Relatives have long argued that Lee deserved a life sentence in prison. They highlighted that Lee's co-defendant, Chevie Kehoe, received a life sentence.

"Yes, Daniel Lee damaged my life, but I can't believe taking his life is going to change any of that," Earlene Peterson, 81, whose daughter Nancy was killed by Lee, said in a video statement last year.

Daniel Lewis Lee was convicted of killing Nancy Mueller (pictured), her husband and their eight-year-old daughter (AP)

Critics have also argued that the Government was creating an unnecessary and manufactured urgency for political gain.

Though there had not been a federal execution since 2003, the Justice Department has continued to approve death penalty prosecutions and federal courts have sentenced defendants to death.

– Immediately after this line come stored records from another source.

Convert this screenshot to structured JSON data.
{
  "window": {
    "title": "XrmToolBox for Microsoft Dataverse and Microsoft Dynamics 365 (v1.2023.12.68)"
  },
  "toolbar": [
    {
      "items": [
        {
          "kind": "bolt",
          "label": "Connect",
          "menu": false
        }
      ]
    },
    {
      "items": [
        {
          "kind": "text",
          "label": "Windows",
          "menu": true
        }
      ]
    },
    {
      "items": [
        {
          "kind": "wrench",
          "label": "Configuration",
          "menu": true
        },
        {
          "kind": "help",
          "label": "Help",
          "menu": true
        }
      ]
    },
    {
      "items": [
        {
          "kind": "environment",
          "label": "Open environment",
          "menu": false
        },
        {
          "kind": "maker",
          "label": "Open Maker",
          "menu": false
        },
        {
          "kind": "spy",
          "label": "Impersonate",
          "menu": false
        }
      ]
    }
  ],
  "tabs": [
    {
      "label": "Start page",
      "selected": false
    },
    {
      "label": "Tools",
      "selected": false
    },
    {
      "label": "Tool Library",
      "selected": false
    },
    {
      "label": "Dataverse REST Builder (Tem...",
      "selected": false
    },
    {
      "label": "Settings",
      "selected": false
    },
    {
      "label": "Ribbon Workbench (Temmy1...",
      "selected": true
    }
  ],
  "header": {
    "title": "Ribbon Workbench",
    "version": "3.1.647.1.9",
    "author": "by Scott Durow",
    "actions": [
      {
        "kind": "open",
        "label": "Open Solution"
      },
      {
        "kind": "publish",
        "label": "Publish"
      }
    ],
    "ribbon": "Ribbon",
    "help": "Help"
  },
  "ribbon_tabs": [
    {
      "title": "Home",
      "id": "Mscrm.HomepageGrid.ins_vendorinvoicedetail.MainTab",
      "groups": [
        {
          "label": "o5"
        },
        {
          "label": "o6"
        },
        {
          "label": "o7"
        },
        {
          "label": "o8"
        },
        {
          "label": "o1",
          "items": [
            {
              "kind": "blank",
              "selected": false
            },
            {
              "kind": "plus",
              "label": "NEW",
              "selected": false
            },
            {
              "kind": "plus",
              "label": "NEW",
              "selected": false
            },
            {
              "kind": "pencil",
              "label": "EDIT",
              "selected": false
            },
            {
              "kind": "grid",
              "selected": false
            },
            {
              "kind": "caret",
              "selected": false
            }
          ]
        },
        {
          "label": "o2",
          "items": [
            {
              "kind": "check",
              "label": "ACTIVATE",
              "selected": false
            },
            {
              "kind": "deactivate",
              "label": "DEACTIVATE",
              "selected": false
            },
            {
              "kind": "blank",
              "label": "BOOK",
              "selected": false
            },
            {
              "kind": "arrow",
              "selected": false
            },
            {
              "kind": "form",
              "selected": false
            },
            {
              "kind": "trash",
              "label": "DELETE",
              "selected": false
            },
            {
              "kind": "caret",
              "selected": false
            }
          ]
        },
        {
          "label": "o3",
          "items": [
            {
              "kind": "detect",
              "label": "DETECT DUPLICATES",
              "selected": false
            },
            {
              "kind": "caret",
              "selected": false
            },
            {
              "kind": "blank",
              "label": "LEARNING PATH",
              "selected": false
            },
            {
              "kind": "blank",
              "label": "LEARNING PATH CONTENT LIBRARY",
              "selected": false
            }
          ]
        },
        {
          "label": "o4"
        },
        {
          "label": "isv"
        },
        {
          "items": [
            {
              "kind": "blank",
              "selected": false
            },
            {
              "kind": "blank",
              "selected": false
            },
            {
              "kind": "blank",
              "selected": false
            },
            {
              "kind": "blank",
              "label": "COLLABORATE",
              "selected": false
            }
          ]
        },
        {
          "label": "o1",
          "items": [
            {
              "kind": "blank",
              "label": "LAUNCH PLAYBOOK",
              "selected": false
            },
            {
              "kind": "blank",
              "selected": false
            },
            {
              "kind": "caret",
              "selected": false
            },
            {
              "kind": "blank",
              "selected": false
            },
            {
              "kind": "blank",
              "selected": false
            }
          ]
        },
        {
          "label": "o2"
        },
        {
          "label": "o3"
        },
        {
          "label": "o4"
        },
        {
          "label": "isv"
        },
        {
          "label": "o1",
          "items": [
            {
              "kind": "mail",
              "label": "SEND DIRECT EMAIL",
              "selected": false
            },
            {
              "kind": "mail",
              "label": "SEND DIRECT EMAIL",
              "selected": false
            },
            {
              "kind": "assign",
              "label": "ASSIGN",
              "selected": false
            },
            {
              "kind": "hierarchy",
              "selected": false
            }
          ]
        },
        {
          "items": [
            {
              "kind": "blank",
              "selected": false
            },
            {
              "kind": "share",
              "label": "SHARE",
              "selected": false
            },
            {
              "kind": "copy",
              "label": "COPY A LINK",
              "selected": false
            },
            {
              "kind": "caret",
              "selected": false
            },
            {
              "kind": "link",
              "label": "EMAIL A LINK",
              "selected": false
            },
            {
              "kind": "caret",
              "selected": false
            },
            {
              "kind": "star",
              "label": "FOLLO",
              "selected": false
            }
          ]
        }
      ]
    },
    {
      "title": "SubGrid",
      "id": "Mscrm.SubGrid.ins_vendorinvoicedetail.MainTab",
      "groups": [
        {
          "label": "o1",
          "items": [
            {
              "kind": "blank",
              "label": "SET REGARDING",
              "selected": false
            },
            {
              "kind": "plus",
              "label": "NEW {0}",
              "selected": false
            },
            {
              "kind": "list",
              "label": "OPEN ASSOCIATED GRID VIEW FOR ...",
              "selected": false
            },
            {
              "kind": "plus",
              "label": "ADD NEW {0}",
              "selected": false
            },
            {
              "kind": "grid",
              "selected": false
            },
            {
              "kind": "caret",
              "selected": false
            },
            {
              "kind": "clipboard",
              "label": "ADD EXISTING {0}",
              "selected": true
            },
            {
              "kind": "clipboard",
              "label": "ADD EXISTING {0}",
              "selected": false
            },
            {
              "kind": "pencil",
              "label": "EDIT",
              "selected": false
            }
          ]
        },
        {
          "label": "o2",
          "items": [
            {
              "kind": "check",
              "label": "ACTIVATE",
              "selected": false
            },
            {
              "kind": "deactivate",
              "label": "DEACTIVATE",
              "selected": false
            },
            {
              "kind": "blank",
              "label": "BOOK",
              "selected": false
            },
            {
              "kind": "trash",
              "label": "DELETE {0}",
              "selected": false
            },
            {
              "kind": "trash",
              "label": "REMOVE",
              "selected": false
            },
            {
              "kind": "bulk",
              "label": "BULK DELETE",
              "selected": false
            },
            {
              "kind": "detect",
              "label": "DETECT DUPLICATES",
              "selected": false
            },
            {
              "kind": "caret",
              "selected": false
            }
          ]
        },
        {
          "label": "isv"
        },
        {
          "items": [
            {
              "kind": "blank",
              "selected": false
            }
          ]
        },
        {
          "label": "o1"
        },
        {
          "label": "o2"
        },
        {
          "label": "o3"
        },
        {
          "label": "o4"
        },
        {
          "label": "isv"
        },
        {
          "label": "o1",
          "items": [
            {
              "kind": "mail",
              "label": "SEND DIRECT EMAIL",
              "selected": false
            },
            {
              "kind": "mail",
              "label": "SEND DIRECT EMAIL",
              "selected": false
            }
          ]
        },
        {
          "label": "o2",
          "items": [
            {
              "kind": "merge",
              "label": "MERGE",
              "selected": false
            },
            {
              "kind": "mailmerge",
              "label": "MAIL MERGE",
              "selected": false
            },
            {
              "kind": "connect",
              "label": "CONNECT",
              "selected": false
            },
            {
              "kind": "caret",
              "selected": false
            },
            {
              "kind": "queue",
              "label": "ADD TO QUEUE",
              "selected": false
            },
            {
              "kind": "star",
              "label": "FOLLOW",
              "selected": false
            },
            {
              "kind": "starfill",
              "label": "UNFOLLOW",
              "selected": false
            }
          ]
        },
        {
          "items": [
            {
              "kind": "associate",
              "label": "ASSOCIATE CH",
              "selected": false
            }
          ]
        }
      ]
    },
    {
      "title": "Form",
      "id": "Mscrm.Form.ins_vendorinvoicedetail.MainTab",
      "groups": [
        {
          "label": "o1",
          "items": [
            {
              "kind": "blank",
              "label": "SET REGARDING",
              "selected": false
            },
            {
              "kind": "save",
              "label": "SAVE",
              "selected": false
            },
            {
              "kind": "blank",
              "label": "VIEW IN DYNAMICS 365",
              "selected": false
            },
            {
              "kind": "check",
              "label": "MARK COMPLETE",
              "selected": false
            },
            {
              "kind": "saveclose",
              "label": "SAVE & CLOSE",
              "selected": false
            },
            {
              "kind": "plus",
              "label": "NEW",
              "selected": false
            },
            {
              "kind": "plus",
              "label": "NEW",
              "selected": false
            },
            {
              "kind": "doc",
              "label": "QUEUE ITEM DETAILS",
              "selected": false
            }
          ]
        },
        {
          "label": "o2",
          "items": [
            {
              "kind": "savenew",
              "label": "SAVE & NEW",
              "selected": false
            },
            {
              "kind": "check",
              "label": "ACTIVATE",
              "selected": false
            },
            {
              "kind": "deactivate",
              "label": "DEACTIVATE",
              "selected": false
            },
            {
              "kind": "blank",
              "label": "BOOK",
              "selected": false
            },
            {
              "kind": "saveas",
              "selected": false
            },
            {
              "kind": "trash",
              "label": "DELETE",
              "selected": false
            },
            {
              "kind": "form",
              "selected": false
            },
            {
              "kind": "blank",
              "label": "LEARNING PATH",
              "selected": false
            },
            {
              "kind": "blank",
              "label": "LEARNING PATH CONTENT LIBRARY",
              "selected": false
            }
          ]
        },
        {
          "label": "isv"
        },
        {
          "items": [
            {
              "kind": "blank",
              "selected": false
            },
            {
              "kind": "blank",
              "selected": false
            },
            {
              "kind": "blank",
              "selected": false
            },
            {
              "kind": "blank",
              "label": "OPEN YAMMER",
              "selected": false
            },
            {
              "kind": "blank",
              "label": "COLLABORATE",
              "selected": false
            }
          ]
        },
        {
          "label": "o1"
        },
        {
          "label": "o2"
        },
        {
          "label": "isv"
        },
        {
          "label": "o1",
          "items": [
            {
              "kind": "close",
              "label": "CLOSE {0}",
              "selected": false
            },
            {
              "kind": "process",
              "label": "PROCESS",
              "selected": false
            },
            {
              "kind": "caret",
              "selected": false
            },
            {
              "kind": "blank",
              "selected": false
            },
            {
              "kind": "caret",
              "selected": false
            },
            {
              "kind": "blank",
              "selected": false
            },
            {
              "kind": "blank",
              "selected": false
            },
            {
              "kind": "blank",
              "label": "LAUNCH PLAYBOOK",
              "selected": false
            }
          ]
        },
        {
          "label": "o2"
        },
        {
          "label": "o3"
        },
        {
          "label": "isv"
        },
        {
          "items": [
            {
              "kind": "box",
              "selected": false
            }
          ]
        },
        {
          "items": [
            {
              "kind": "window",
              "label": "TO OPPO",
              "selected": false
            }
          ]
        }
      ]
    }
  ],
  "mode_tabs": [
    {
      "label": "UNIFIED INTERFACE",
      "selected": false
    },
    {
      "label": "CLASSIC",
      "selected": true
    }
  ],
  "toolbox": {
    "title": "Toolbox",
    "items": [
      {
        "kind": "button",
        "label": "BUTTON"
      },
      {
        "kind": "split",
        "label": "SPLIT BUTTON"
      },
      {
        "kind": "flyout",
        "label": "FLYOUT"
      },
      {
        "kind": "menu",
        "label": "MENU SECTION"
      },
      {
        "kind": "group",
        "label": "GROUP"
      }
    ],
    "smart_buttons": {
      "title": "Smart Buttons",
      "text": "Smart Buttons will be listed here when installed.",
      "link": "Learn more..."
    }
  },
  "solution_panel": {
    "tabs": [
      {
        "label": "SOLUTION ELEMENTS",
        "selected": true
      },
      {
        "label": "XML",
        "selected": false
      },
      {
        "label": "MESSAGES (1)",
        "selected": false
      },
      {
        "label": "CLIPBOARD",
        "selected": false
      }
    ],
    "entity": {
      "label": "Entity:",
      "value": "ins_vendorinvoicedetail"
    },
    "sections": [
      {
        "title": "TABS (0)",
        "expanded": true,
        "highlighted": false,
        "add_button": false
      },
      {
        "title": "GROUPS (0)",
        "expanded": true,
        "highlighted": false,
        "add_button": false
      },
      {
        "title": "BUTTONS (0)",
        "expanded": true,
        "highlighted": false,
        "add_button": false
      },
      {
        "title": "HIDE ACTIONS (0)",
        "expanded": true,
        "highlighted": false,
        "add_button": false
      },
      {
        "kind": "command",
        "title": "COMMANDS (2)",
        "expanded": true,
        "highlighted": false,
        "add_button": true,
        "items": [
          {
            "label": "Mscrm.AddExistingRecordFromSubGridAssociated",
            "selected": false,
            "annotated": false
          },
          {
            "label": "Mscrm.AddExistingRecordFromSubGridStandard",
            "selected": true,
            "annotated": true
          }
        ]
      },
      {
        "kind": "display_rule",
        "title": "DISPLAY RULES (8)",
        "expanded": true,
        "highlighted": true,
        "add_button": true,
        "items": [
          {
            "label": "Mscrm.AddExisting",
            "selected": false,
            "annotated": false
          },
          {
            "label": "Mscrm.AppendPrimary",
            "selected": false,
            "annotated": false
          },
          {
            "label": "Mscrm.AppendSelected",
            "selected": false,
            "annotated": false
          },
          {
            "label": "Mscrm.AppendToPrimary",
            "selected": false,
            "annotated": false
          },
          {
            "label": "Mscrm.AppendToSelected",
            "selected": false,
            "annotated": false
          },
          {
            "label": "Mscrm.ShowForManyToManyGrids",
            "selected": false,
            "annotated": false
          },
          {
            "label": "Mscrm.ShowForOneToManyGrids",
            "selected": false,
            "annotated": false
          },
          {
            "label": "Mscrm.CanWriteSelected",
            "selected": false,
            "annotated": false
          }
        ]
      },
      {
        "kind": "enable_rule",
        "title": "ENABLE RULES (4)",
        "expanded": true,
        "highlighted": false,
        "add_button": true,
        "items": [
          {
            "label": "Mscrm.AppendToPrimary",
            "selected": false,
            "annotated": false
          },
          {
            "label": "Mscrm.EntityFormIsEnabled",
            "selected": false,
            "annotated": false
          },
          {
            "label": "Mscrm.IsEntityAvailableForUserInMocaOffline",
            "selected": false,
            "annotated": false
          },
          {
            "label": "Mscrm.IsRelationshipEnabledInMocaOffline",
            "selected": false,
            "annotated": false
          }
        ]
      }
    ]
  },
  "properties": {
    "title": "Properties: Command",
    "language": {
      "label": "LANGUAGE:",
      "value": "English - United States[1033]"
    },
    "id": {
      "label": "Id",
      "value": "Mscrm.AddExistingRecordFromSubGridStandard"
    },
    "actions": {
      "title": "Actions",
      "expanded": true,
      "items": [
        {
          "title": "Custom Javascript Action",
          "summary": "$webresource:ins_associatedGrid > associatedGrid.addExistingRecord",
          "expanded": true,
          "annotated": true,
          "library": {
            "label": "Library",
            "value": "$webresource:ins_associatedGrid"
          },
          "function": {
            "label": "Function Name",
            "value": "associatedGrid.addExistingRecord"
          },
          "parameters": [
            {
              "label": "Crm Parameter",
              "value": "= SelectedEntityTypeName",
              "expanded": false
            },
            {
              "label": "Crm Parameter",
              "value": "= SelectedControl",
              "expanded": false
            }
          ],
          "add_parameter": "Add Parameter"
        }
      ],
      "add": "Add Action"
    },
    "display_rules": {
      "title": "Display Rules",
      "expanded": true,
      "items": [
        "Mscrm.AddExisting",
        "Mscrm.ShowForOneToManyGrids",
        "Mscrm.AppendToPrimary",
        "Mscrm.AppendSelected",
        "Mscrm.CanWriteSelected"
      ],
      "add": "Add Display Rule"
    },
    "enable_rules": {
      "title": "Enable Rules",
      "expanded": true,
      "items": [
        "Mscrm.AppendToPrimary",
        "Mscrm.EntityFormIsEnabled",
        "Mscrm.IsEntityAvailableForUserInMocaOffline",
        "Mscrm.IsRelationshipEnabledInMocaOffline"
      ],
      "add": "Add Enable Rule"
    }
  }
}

In 2014, following a botched state execution in Oklahoma, President Barack Obama directed the Justice Department to conduct a broad review of capital punishment and issues surrounding lethal injection drugs.

Last July, the attorney general said the review had been completed, clearing the way for executions to resume. He approved a new procedure for lethal injections which replaced the three-drug combination previously used in federal executions with one drug, pentobarbital.

This is similar to the procedure used in several states, including Georgia, Missouri and Texas.

Numbers of state executions have fallen steadily since the last federal execution, according to data compiled by the Death Penalty Information Center.

States put to death 59 people in 2004 and 22 in 2019, nine of which were in Texas.